OFF THE TOP
You might have heard: Americans’ trust in media hits an all-time low (Axios)
But did you know: More information about a news outlet allows readers to assess the publication’s trustworthiness (Center for Media Engagement)
News audiences around the world struggle to determine which online news sources are reputable. A new study from the Center for Media Engagement at the University of Texas at Austin finds that the best way for readers to gauge the trustworthiness of a news outlet is to see a brief description of the publication in their Google search. The study, which took place in the U.S., Germany and Brazil, found that descriptions that boosted the outlet’s reputation increased trust, while a description that indicated the site had often peddled in misinformation decreased trust. The study also found that participants rated “having a verified corrections policy” as one of the most important factors that would build their trust in a news outlet.
+ Noted: LMA’s NewsFuel to oversee well-known journalism grants directory developed at Raleigh News & Observer (Local Media Association); Facebook plans to reduce political content in the News Feed (CNN)
A new chapter for the press: 5 ideas for moving forward after Trump
API Executive Director Tom Rosenstiel launches a new column, in partnership with the Poynter Institute, that will cover the press and politics, culture and media ethics, technology and the search for sustainability for news. In his first column, he examines how journalists should adjust to a new presidential administration while not losing sight of the biggest story of our lifetimes: the coronavirus pandemic.
TRY THIS AT HOME
How 10 Tampa Bay took investigative news from broadcast to YouTube (Poynter)
Local broadcaster 10 Tampa Bay was looking for a way to bring in a younger audience, and that meant pushing their video content onto social platforms. But the station’s Facebook and YouTube clips were mostly reaching an older audience, so the station created “The Deeper Dive,” a youth-oriented channel that produced original reports about issues affecting Florida residents during the pandemic. The videos, hosted by reporter Jenna Bourne, were more casual than television broadcasts, with simpler graphics and fewer jump cuts. The station has gotten good feedback about the news videos, and the newsrooms plans to continue with social video on various platforms.

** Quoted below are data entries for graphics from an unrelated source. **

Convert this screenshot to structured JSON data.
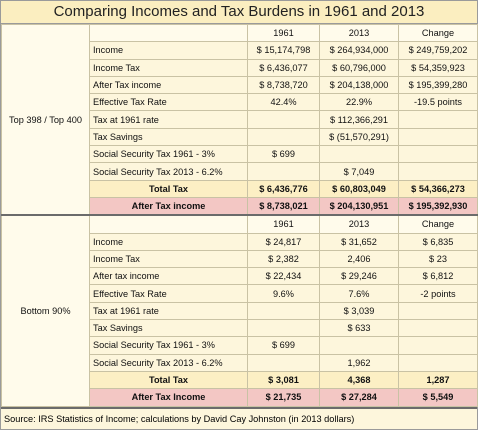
{
  "title": "Comparing Incomes and Tax Burdens in 1961 and 2013",
  "sections": [
    {
      "group": "Top 398 / Top 400",
      "header": [
        "1961",
        "2013",
        "Change"
      ],
      "rows": [
        {
          "label": "Income",
          "values": [
            "$ 15,174,798",
            "$ 264,934,000",
            "$ 249,759,202"
          ]
        },
        {
          "label": "Income Tax",
          "values": [
            "$ 6,436,077",
            "$ 60,796,000",
            "$ 54,359,923"
          ]
        },
        {
          "label": "After Tax income",
          "values": [
            "$ 8,738,720",
            "$ 204,138,000",
            "$ 195,399,280"
          ]
        },
        {
          "label": "Effective Tax Rate",
          "values": [
            "42.4%",
            "22.9%",
            "-19.5 points"
          ]
        },
        {
          "label": "Tax at 1961 rate",
          "values": [
            null,
            "$ 112,366,291",
            null
          ]
        },
        {
          "label": "Tax Savings",
          "values": [
            null,
            "$ (51,570,291)",
            null
          ]
        },
        {
          "label": "Social Security Tax 1961 - 3%",
          "values": [
            "$ 699",
            null,
            null
          ]
        },
        {
          "label": "Social Security Tax 2013 - 6.2%",
          "values": [
            null,
            "$ 7,049",
            null
          ]
        },
        {
          "label": "Total Tax",
          "values": [
            "$ 6,436,776",
            "$ 60,803,049",
            "$ 54,366,273"
          ]
        },
        {
          "label": "After Tax income",
          "values": [
            "$ 8,738,021",
            "$ 204,130,951",
            "$ 195,392,930"
          ]
        }
      ]
    },
    {
      "group": "Bottom 90%",
      "header": [
        "1961",
        "2013",
        "Change"
      ],
      "rows": [
        {
          "label": "Income",
          "values": [
            "$ 24,817",
            "$ 31,652",
            "$ 6,835"
          ]
        },
        {
          "label": "Income Tax",
          "values": [
            "$ 2,382",
            "2,406",
            "$ 23"
          ]
        },
        {
          "label": "After tax income",
          "values": [
            "$ 22,434",
            "$ 29,246",
            "$ 6,812"
          ]
        },
        {
          "label": "Effective Tax Rate",
          "values": [
            "9.6%",
            "7.6%",
            "-2 points"
          ]
        },
        {
          "label": "Tax at 1961 rate",
          "values": [
            null,
            "$ 3,039",
            null
          ]
        },
        {
          "label": "Tax Savings",
          "values": [
            null,
            "$ 633",
            null
          ]
        },
        {
          "label": "Social Security Tax 1961 - 3%",
          "values": [
            "$ 699",
            null,
            null
          ]
        },
        {
          "label": "Social Security Tax 2013 - 6.2%",
          "values": [
            null,
            "1,962",
            null
          ]
        },
        {
          "label": "Total Tax",
          "values": [
            "$ 3,081",
            "4,368",
            "1,287"
          ]
        },
        {
          "label": "After Tax Income",
          "values": [
            "$ 21,735",
            "$ 27,284",
            "$ 5,549"
          ]
        }
      ]
    }
  ],
  "footer": "Source: IRS  Statistics of Income; calculations by David Cay Johnston (in 2013 dollars)"
}
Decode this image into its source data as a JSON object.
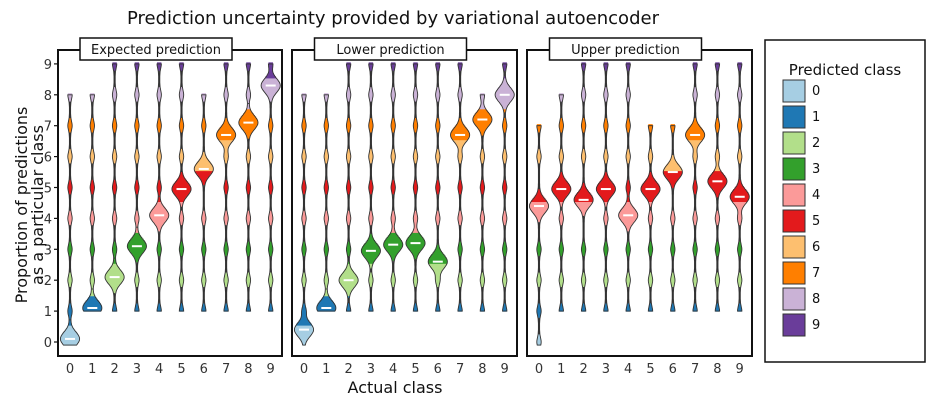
{
  "chart_data": {
    "type": "violin",
    "title": "Prediction uncertainty provided by variational autoencoder",
    "xlabel": "Actual class",
    "ylabel_line1": "Proportion of predictions",
    "ylabel_line2": "as a particular class",
    "x_ticks": [
      "0",
      "1",
      "2",
      "3",
      "4",
      "5",
      "6",
      "7",
      "8",
      "9"
    ],
    "y_ticks": [
      "0",
      "1",
      "2",
      "3",
      "4",
      "5",
      "6",
      "7",
      "8",
      "9"
    ],
    "ylim": [
      -0.2,
      9.3
    ],
    "legend": {
      "title": "Predicted class",
      "placement": "right",
      "entries": [
        "0",
        "1",
        "2",
        "3",
        "4",
        "5",
        "6",
        "7",
        "8",
        "9"
      ]
    },
    "class_colors": [
      "#a6cee3",
      "#1f78b4",
      "#b2df8a",
      "#33a02c",
      "#fb9a99",
      "#e31a1c",
      "#fdbf6f",
      "#ff7f00",
      "#cab2d6",
      "#6a3d9a"
    ],
    "panels": [
      {
        "title": "Expected prediction",
        "medians": [
          0.1,
          1.1,
          2.1,
          3.1,
          4.1,
          4.95,
          5.6,
          6.7,
          7.1,
          8.3
        ],
        "ranges": [
          [
            -0.1,
            8
          ],
          [
            1,
            8
          ],
          [
            1,
            9
          ],
          [
            1,
            9
          ],
          [
            1,
            9
          ],
          [
            1,
            9
          ],
          [
            1,
            8
          ],
          [
            1,
            9
          ],
          [
            1,
            9
          ],
          [
            1,
            9
          ]
        ]
      },
      {
        "title": "Lower prediction",
        "medians": [
          0.4,
          1.1,
          2.0,
          2.95,
          3.15,
          3.2,
          2.6,
          6.7,
          7.2,
          8.0
        ],
        "ranges": [
          [
            -0.1,
            8
          ],
          [
            1,
            8
          ],
          [
            1,
            9
          ],
          [
            1,
            9
          ],
          [
            1,
            9
          ],
          [
            1,
            9
          ],
          [
            1,
            9
          ],
          [
            1,
            9
          ],
          [
            1,
            8
          ],
          [
            1,
            9
          ]
        ]
      },
      {
        "title": "Upper prediction",
        "medians": [
          4.4,
          4.95,
          4.6,
          4.95,
          4.1,
          4.95,
          5.5,
          6.7,
          5.2,
          4.7
        ],
        "ranges": [
          [
            -0.1,
            7
          ],
          [
            1,
            8
          ],
          [
            1,
            9
          ],
          [
            1,
            9
          ],
          [
            1,
            9
          ],
          [
            1,
            7
          ],
          [
            1,
            7
          ],
          [
            1,
            9
          ],
          [
            1,
            9
          ],
          [
            1,
            9
          ]
        ]
      }
    ]
  }
}
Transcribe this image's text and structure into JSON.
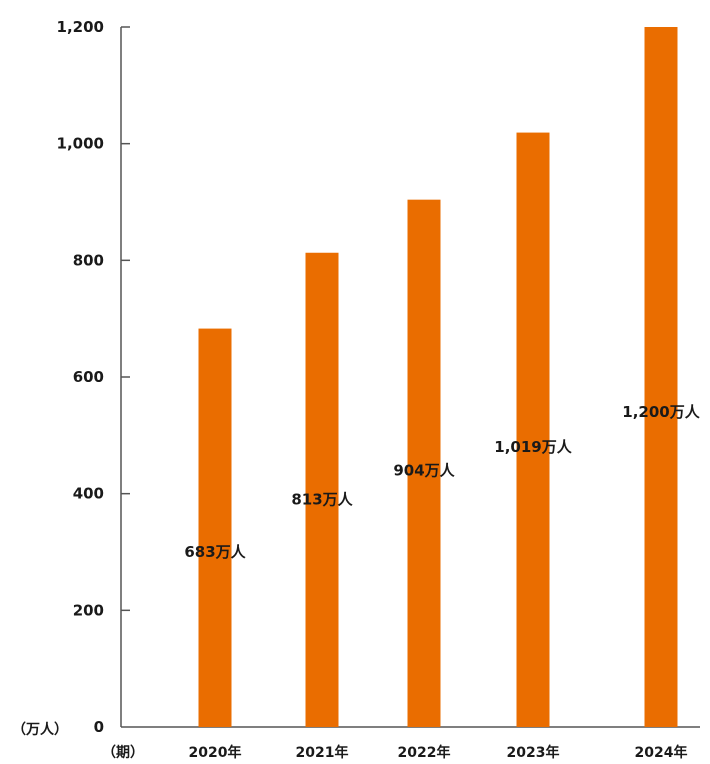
{
  "chart_data": {
    "type": "bar",
    "categories": [
      "2020年",
      "2021年",
      "2022年",
      "2023年",
      "2024年"
    ],
    "values": [
      683,
      813,
      904,
      1019,
      1200
    ],
    "data_labels": [
      "683万人",
      "813万人",
      "904万人",
      "1,019万人",
      "1,200万人"
    ],
    "y_ticks": [
      0,
      200,
      400,
      600,
      800,
      1000,
      1200
    ],
    "y_tick_labels": [
      "0",
      "200",
      "400",
      "600",
      "800",
      "1,000",
      "1,200"
    ],
    "ylim": [
      0,
      1200
    ],
    "y_unit": "（万人）",
    "x_unit": "（期）",
    "bar_color": "#EA6D00",
    "axis_color": "#555555",
    "grid": false
  }
}
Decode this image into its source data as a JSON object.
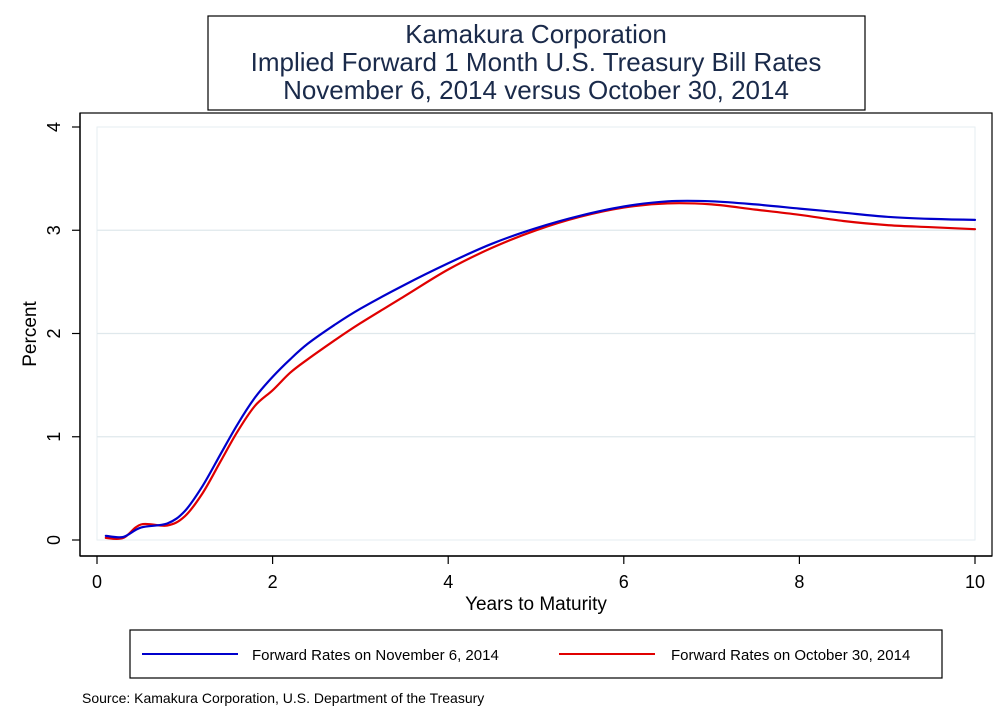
{
  "chart_data": {
    "type": "line",
    "title": [
      "Kamakura Corporation",
      "Implied Forward 1 Month U.S. Treasury Bill Rates",
      "November 6, 2014 versus October 30, 2014"
    ],
    "xlabel": "Years to Maturity",
    "ylabel": "Percent",
    "xlim": [
      0,
      10
    ],
    "ylim": [
      0,
      4
    ],
    "xticks": [
      0,
      2,
      4,
      6,
      8,
      10
    ],
    "yticks": [
      0,
      1,
      2,
      3,
      4
    ],
    "grid": "horizontal",
    "legend_position": "bottom",
    "colors": {
      "title": "#1a2a4a",
      "grid": "#dfe8ec",
      "nov6": "#0000cc",
      "oct30": "#e00000"
    },
    "x": [
      0.1,
      0.3,
      0.5,
      0.8,
      1.0,
      1.2,
      1.4,
      1.6,
      1.8,
      2.0,
      2.2,
      2.4,
      2.7,
      3.0,
      3.5,
      4.0,
      4.5,
      5.0,
      5.5,
      6.0,
      6.5,
      7.0,
      7.5,
      8.0,
      8.5,
      9.0,
      9.5,
      10.0
    ],
    "series": [
      {
        "name": "Forward Rates on November 6, 2014",
        "values": [
          0.04,
          0.03,
          0.12,
          0.16,
          0.28,
          0.52,
          0.82,
          1.12,
          1.38,
          1.58,
          1.75,
          1.9,
          2.08,
          2.24,
          2.47,
          2.68,
          2.87,
          3.02,
          3.14,
          3.23,
          3.28,
          3.28,
          3.25,
          3.21,
          3.17,
          3.13,
          3.11,
          3.1
        ]
      },
      {
        "name": "Forward Rates on October 30, 2014",
        "values": [
          0.02,
          0.02,
          0.15,
          0.14,
          0.23,
          0.45,
          0.75,
          1.05,
          1.3,
          1.45,
          1.62,
          1.75,
          1.93,
          2.1,
          2.36,
          2.62,
          2.83,
          3.0,
          3.13,
          3.22,
          3.26,
          3.25,
          3.2,
          3.15,
          3.09,
          3.05,
          3.03,
          3.01
        ]
      }
    ]
  },
  "source": "Source: Kamakura Corporation, U.S. Department of the Treasury"
}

+ Earlier: Looking to reach a younger audience on social media, public TV network UNC-TV scaled back its broadcast content to free up resourcesfor shorter, digital media-friendly productions (Better News)
+ Gather has compiled a list of 2021 journalism conferences (Gather)
‘Citizens’ ombudsman’ is pushing back against the politicization of Brazilian public media (Public Media Alliance)
In recent years, Brazilian public broadcaster Empresa Brasil de Comunicação has suffered from government interference, which has limited its editorial autonomy. Now, a new initiative called Ouvidoria Cidadã, or citizens’ ombudsman, is highlighting good work done by EBC while pushing back against the politicization of the broadcaster. The ombudsman publishes regular reports reviewing EBC content, calling out broadcasts that don’t uphold the standards of public media, and spotlighting work that “promote[s] the public debate of ideas and the circulation of information.”
Researchers are embracing visual tools to give fair credit for work on papers (Nature Index)
As academic papers are increasingly the result of large, multidisciplinary teams, researchers are finding innovative ways of crediting everyone involved in the production of a paper. Alongside the author contributor section, which offers detailed breakdowns of every person’s involvement, researchers are now including visual matrices that lay out how different participants were involved in the process. Some are simply black-and-white charts, while others use colors to indicate the level of involvement of each person in each particular task. Part of the goal is to incentivize these large-group studies for early-career researchers, who may otherwise feel that their work goes unnoticed.
UP FOR DEBATE
Can Nextdoor replace the small-town paper? (Medium, One Zero)
Nextdoor, the neighborhood social media platform, is increasingly becoming a source of local news in many communities. But due to the decentralized nature of the platform, it can be difficult to combat the spread of misinformation, and because it caters to the well-off — one paper described it as a “digitally gated community” — and posts are often biased against the less affluent. Volunteer moderators only have a few options for handling untrue content, and there is no adjudicator — or journalist — to provide context for facts and opinions that are shared. Nonetheless, public officials are turning to the platforms as a way of spreading information as local newspapers have diminished.
+ Earlier: With funding from the Google News Initiative, Wick Communications, which owns a chain of community newspapers, is experimenting with an app that can compete with Nextdoor (Local Media Association)
In Vermont, one hyperlocal newsroom aims to fill a void (Columbia Journalism Review)
When the Waterbury Record in Waterbury, Vermont shut down last spring, local journalism professor Lisa Scagliotti saw an opportunity to stop the town from becoming a news desert. The Waterbury Roundabout, launched with the help of her students, was a digital-only outlet focused on hyperlocal issues, like mail-in ballots for school budget votes. A weekly newsletter and attention from other regional outlets led to a partnership with the Barre Montpelier Times Argus, which was looking to reach more local communities with printed weeklies. That resulted in the Waterbury Reader, which features some stories from the Roundabout and is printed and delivered by the Times Argus.